Midwest farmers used four times as much propane to dry their crops last fall than the year before, and Vermont fuel dealers and customers are feeling the heat.

A wet fall has led to a shortage in supply that has driven residential prices to record highs across the country this year. Dealers have to travel further to find enough propane to serve their customers, Vermont dealers say.

The average price for residential propane in Vermont has increased from $3.75 per gallon in December to $4.22 per gallon on Feb. 3, according to the U.S. Energy Information Administration.

“It hasn’t been a whole lot fun out there,” said Peter Bourne, owner of the heating fuel dealer Bourne’s Energy, which serves the northern half of the state.

He said his company will not leave customers cold, but traveling long distances in search of fuel has driven up propane prices this winter.

“Generally speaking, we’ve been able to find it,” he said. But this year his company has been driving to the southern tip of New England to find propane. “You’ve got to have the product, so you have to pay the price.”

Vermont Fuel Dealers Association Executive Director Matt Cota.
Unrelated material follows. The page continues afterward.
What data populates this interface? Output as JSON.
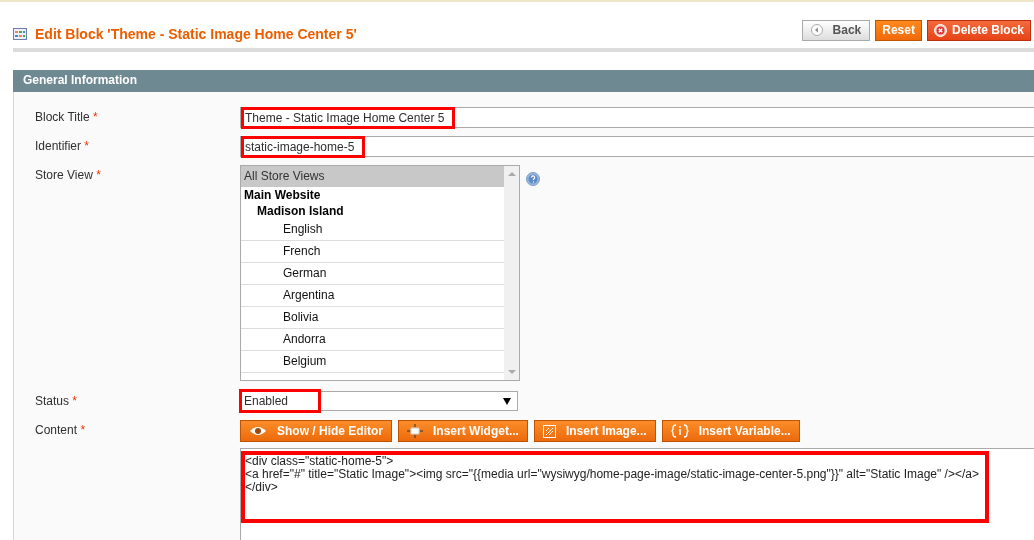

VTD/Josh Larkin

Vermont Fuel Dealers Association Executive Director Matt Cota. VTDigger photo

While this year’s cold winter has depleted supplies, Matt Cota, executive of the Vermont Fuel Dealers Association, said dealers have been on alert since the early signs of a shortage this summer.

During the past harvesting season, corn and other grain farmers used large amounts of propane to dry their crops. In 2012, farmers used about 65 million gallons of propane, but a wet fall in 2013 caused farmers to use about 300 million gallons, according to the National Propane Gas Association.

No Vermont dealers have turned down customers’ requests for heating fuel, said Cota, who represents more than 100 dealers statewide.

Cota said the good news is that the coldest days of winter are behind us. “There is a light at the end of the tunnel in terms of we are getting there,” he said.

He said there are several other compounding issues that create a supply shortage. The Cochin Pipeline System, which spans the Upper Midwest, was closed during December for maintenance. Also, he said, rail cars that previously carried propane are being refitted to carry crude oil, reducing transportation capacity.

Cota said the good news is that the situation could have become worse. Canadian National Railway Co. and the union representing some of those workers, the Teamsters Canada Rail Conference, reached a deal with the government to avert a strike that could have come as soon as this weekend.

“That would have had a tremendous impact on our transportation infrastructure,” Cota said.

Bourne advised customers to buy ahead, a process in which customers settle on a fixed price in advance of the heating season. While customers might not always save money, he said at least there is certainty in the price for fuel.

Correction: Rail cars that carry propane, are being repurposed for crude oil.